L’opposition, composée d’une part de ceux qui veulent le retour à la démocratie et, d’autre part, de ceux qui exigent la reconnaissance des mouvements islamistes radicaux, a alors multiplié les manifestations dans le pays. Afin de calmer les opposants, Musharraf a entamé, avec l’ancien Premier ministre, Benazir Bhutto – revenue d’exil le 18 octobre 2007, malgré des menaces de mort – de laborieuses négociations en vue d’un éventuel partage du pouvoir. Mais en instaurant l’état d’urgence afin d’amenuiser les marches de manœuvre de l’opposition, Musharraf a mis fin à tout espoir d’accord.Les raisons officielles invoquées par le général – la montée de la violence terroriste et les interférences des juges dans la politique du gouvernement – résistent mal à l’analyse et n’ont pas convaincu l’opi-nion publique. D’après des sources locales, certains proches du général laissaient dernièrement enten-dre que celui-ci était de plus en plus inquiet de la décision des juges quant à la constitutionalité de sa réélection d’octobre dernier, mais qu’il ne les laisserait en aucun cas invalider sa réélection.

Dans un communiqué du 8 novembre dernier, la NCJP a déclaré que les raisons invoquées pour l’instauration de l’état d’urgence, telles les attaques terroristes ou l’extrémisme, étaient des domaines dans lesquels le gouvernement s’était peu investi jusqu’à présent, alors que, paradoxalement, « le gouvernement s’emploie à faire taire la voix de la société civile », en multipliant les arrestations. Un membre de la Commission nationale ‘Justice et Paix’, Irfan Barkat, figure ainsi parmi les milliers de personnes arrêtées ; il a été interpellé à Lahore, le 5 novembre dernier, en même temps qu’un membre de la Commission des droits de l’homme du Pakistan, instance indépendante des pouvoirs publics.

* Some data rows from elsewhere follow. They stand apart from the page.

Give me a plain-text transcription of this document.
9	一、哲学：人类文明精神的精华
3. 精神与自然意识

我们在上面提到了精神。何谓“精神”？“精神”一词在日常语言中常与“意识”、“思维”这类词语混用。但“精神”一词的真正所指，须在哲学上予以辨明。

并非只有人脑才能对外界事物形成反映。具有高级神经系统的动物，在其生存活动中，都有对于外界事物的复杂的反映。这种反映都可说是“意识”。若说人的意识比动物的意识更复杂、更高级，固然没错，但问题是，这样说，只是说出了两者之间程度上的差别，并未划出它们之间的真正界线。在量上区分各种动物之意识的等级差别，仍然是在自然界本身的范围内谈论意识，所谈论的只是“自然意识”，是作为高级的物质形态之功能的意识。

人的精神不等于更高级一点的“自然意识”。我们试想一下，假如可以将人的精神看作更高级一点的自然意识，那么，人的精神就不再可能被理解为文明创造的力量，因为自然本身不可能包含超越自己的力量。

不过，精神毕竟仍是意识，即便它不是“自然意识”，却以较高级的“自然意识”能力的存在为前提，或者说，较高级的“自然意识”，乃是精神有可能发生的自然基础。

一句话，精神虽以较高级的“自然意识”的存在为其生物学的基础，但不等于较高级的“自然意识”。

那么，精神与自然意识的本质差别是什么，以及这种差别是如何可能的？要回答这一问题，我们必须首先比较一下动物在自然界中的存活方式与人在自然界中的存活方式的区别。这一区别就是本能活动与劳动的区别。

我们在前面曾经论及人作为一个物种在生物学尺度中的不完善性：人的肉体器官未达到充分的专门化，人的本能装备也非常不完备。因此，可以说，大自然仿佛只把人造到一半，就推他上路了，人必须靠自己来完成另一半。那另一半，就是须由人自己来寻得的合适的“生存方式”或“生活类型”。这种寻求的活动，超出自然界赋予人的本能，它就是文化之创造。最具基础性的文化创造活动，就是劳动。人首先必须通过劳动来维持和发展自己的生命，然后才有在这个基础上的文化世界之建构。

Face à la censure imposée aux médias et à la multiplication des arrestations, le quotidien de Karachi The News (2) s’est interrogé sur les motivations de cet état d’urgence qui laisse libres les fauteurs de troubles, à savoir les islamistes, et emprisonne les avocats et les défenseurs des droits de l’homme.

Selon des médias locaux, le 9 novembre dernier, à Karachi, la Muttahida Majlis-e-Amal, une coalition de six partis politiques musulmans fondamentalistes, a organisé des manifestations contre l’instauration de l’état d’urgence, appelant la population à hisser des drapeaux noirs sur le toit de leur habitation et à ne plus payer leurs factures aux services publics. Deux jours plus tard, le président annonçait que les prochaines élections législatives se dérouleraient « avant le 9 janvier » et sous état d’urgence, « nécessaire à la tenue d’un scrutin absolument libre et honnête ». Le 14 novembre, il affirmait qu’il ne quitterait pas ses fonctions de chef de l’armée avant que la Cour suprême ne se prononce sur sa récente élection, sans doute avant la fin novembre. Dans un premier temps, il avait pourtant annoncé qu’il abandonnerait l’uniforme dès le 15 novembre, jour où prend fin à la fois son mandat présidentiel et la législature du Parlement.